Tuesday, November 16, 2010

Tyler Perry: Helping or Hurting Perceptions of Black Masculinity?

Today in class, when we discussed black men playing the stereotypical black Grandma, I immediately thought of Tyler Perry. Perry is a prominent black actor,director, and producer. He is known for his Grandma roles in the "Madea" films that he makes ("Diary of a Mad Black Woman," "Madea's Family Reunion," "I Can Do Bad All By Myself," et al.) In each of these films, Perry plays a heavy-set, aggressive, yet loving black grandmother. Perry masters his character very well, and plays Madea's husband at the same time throughout most of the films.

The potential problem here, is that Perry's films tend to portray black males in a very negative light. While the message of his films are usually uplifting and relatable to the black community, it is debated that Perry might be perpetuating the violent perceptions of black males through his plot choices. In "I Can Do Bad All By Myself," for example, one of the female characters is in an abusive relationship to a morally-deprived black male. It is a Latino male who steps in and saves her. In "Madea's Family Reunion," though one of the female characters ends up happily married to a good black male, she first endures an incredibly abusive relationship with a rich black male. According to black film director Ernest Harris, Perry's most recent film, "For Colored Girls," also places black males in the criminal, misogynist, abusive category:

"It sure does get old being portrayed as the villain in popular culture.

I am referencing the latest in a long line of heavily hyped feature films that jump on the bandwagon that seems to believe the only real Black man is a drug dealing, two-timing, woman-hating, physically abusive criminal, as is portrayed in Tyler Perry's latest film, For Colored Girls."

So while paying homage to all of the tough, motherly black matriarchs, Perry might be lacking in portraying enough positive images of black males. Here's the full article from the Huffington Post by Harris on this debate:


Any comments? In my opinion, Perry is doing positive work by casting phenomenal black actors in a film market that centers on the racial majority. His profound messages can be felt by all races, not simply african americans. The fact that he writes movies like "Daddy's Little Girls" with a black male character who fights for his daughters, shows that Perry isn't denigrating black masculinity.


  1. I personally have never seen one of Tyler Perry's films precisely because I have been told that I wouldn't understand them. I don't know if that's true or not, and I should probably watch one to see if it is, but what I have heard from other people, especially my friends who are African-American, is that I wouldn't understand them because I am white. My interest is definitely piqued though, and I would like to watch one of his films just because of the buzz they have generated and also to see if these concepts about black masculinity apply.

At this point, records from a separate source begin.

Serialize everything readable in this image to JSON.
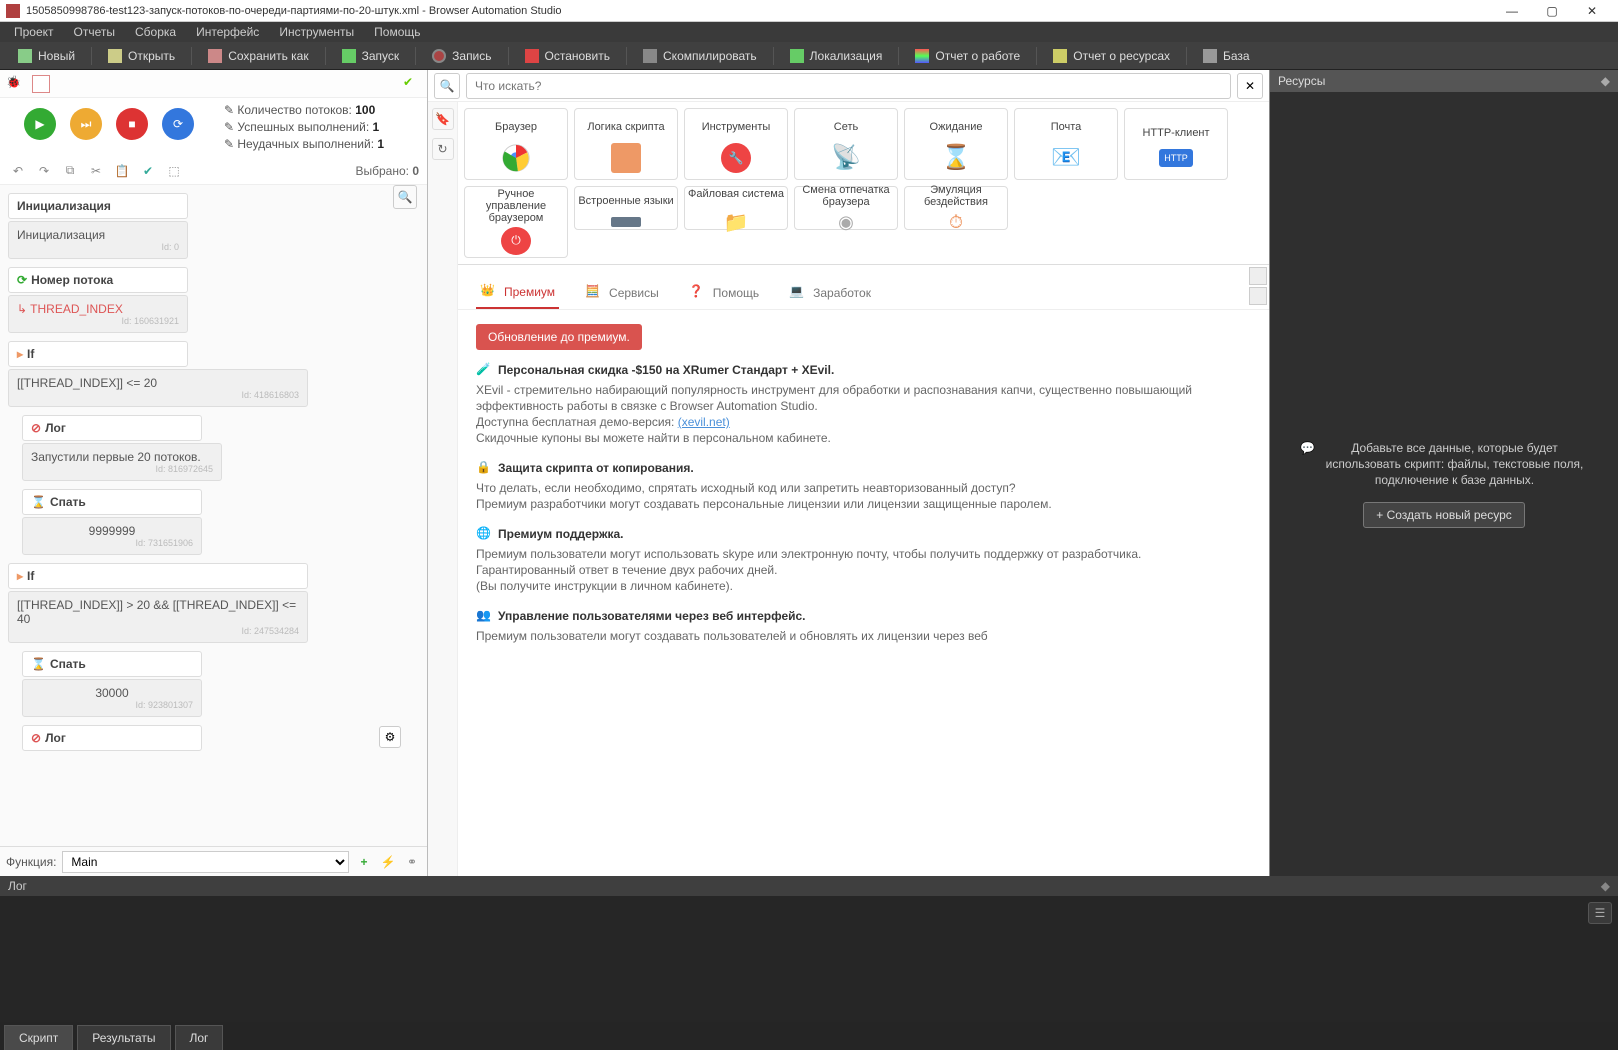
{
  "title": "1505850998786-test123-запуск-потоков-по-очереди-партиями-по-20-штук.xml - Browser Automation Studio",
  "menubar": [
    "Проект",
    "Отчеты",
    "Сборка",
    "Интерфейс",
    "Инструменты",
    "Помощь"
  ],
  "toolbar": {
    "new": "Новый",
    "open": "Открыть",
    "saveas": "Сохранить как",
    "run": "Запуск",
    "record": "Запись",
    "stop": "Остановить",
    "compile": "Скомпилировать",
    "localize": "Локализация",
    "report_work": "Отчет о работе",
    "report_res": "Отчет о ресурсах",
    "db": "База"
  },
  "stats": {
    "threads_label": "Количество потоков:",
    "threads_val": "100",
    "success_label": "Успешных выполнений:",
    "success_val": "1",
    "fail_label": "Неудачных выполнений:",
    "fail_val": "1",
    "selected_label": "Выбрано:",
    "selected_val": "0"
  },
  "func": {
    "label": "Функция:",
    "value": "Main"
  },
  "blocks": {
    "b1": {
      "h": "Инициализация",
      "c": "Инициализация",
      "id": "Id: 0"
    },
    "b2": {
      "h": "Номер потока",
      "c": "↳ THREAD_INDEX",
      "id": "Id: 160631921"
    },
    "b3": {
      "h": "If",
      "c": "[[THREAD_INDEX]] <= 20",
      "id": "Id: 418616803"
    },
    "b4": {
      "h": "Лог",
      "c": "Запустили первые 20 потоков.",
      "id": "Id: 816972645"
    },
    "b5": {
      "h": "Спать",
      "c": "9999999",
      "id": "Id: 731651906"
    },
    "b6": {
      "h": "If",
      "c": "[[THREAD_INDEX]] > 20 && [[THREAD_INDEX]] <= 40",
      "id": "Id: 247534284"
    },
    "b7": {
      "h": "Спать",
      "c": "30000",
      "id": "Id: 923801307"
    },
    "b8": {
      "h": "Лог"
    }
  },
  "search": {
    "placeholder": "Что искать?",
    "clear": "✕"
  },
  "tiles": [
    {
      "label": "Браузер"
    },
    {
      "label": "Логика скрипта"
    },
    {
      "label": "Инструменты"
    },
    {
      "label": "Сеть"
    },
    {
      "label": "Ожидание"
    },
    {
      "label": "Почта"
    },
    {
      "label": "HTTP-клиент"
    },
    {
      "label": "Ручное управление браузером"
    },
    {
      "label": "Встроенные языки"
    },
    {
      "label": "Файловая система"
    },
    {
      "label": "Смена отпечатка браузера"
    },
    {
      "label": "Эмуляция бездействия"
    }
  ],
  "ptabs": {
    "premium": "Премиум",
    "services": "Сервисы",
    "help": "Помощь",
    "earn": "Заработок"
  },
  "premium": {
    "upgrade": "Обновление до премиум.",
    "s1_h": "Персональная скидка -$150 на XRumer Стандарт + XEvil.",
    "s1_p1": "XEvil - стремительно набирающий популярность инструмент для обработки и распознавания капчи, существенно повышающий эффективность работы в связке с Browser Automation Studio.",
    "s1_p2": "Доступна бесплатная демо-версия: ",
    "s1_link": "(xevil.net)",
    "s1_p3": "Скидочные купоны вы можете найти в персональном кабинете.",
    "s2_h": "Защита скрипта от копирования.",
    "s2_p1": "Что делать, если необходимо, спрятать исходный код или запретить неавторизованный доступ?",
    "s2_p2": "Премиум разработчики могут создавать персональные лицензии или лицензии защищенные паролем.",
    "s3_h": "Премиум поддержка.",
    "s3_p1": "Премиум пользователи могут использовать skype или электронную почту, чтобы получить поддержку от разработчика.",
    "s3_p2": "Гарантированный ответ в течение двух рабочих дней.",
    "s3_p3": "(Вы получите инструкции в личном кабинете).",
    "s4_h": "Управление пользователями через веб интерфейс.",
    "s4_p1": "Премиум пользователи могут создавать пользователей и обновлять их лицензии через веб"
  },
  "resources": {
    "title": "Ресурсы",
    "msg": "Добавьте все данные, которые будет использовать скрипт: файлы, текстовые поля, подключение к базе данных.",
    "create": "+ Создать новый ресурс"
  },
  "log": {
    "title": "Лог"
  },
  "bottabs": {
    "script": "Скрипт",
    "results": "Результаты",
    "log": "Лог"
  }
}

  2. I haven't seen a Tyler Perry film either, but I definitely wanted to talk about that in class Tuesday but I since I haven't seen any of them I didn't have anything intelligent to say. I HAVE seen his shows on TBS though and they're just sad. Not funny, but sad. For some reason it's not finding the remote, making my ass look big, and crazy dancing that fills up that half-hour time slot. Seriously Tyler Perry?

  3. Kelsey - Do see one of his films! They are quite good. I highly recommend Madea's Family Reunion. I understand what some of your black friends mean by that comment...There are some nuances that may only be relatable to blacks within the movies. But that can be said about a lot of films, books, and music for that matter.

    Arjun - I must agree on that point. I think the show you mention is called House of Payne. The main characters are very overweight, and the whole show kind of seems loud and obnoxious to me. Not the best reflection of black culture in my opinon...

    On the note of black masculinity in mainstream culture, I think Steve Harvey is an excellent example of a positive black male.

  4. I'm trying to track down a blog entry that pushes back on some of these questions a bit more intelligently than I will here.

    At this point, all of you are quite aware of how theory is functioning. I think it's completely appropriate for you to start asking why theory is functioning in the way that it does. One really narrow way to ask that question is this: Why do movie and television representations matter at all? Why should we theorize them? No one has ever accused Tyler Perry of being a particularly good artist--say like Dave Chappelle. Why are we bothering with this pop culture stuff? Shouldn't we be reading books?

    I'm partially playing the Devil's Advocate here. However, I'm also sincerely interested in how you respond to those questions at this point in the semester.

  5. Please excuse my comment about obesity. It wasn't very appropriate. I guess what I was trying to say is that I just never got into the plotline/comedy of the show.

    I think TV and film matter because we consistently identify with people and other representations of media. This is one reason why advertisers, for example, have a certain level of power over viewers/consumers. (Levi ad, "soap ads" previously discussed)

    Pop culture is important because its goal (I think) is to represent our current and future society/culture.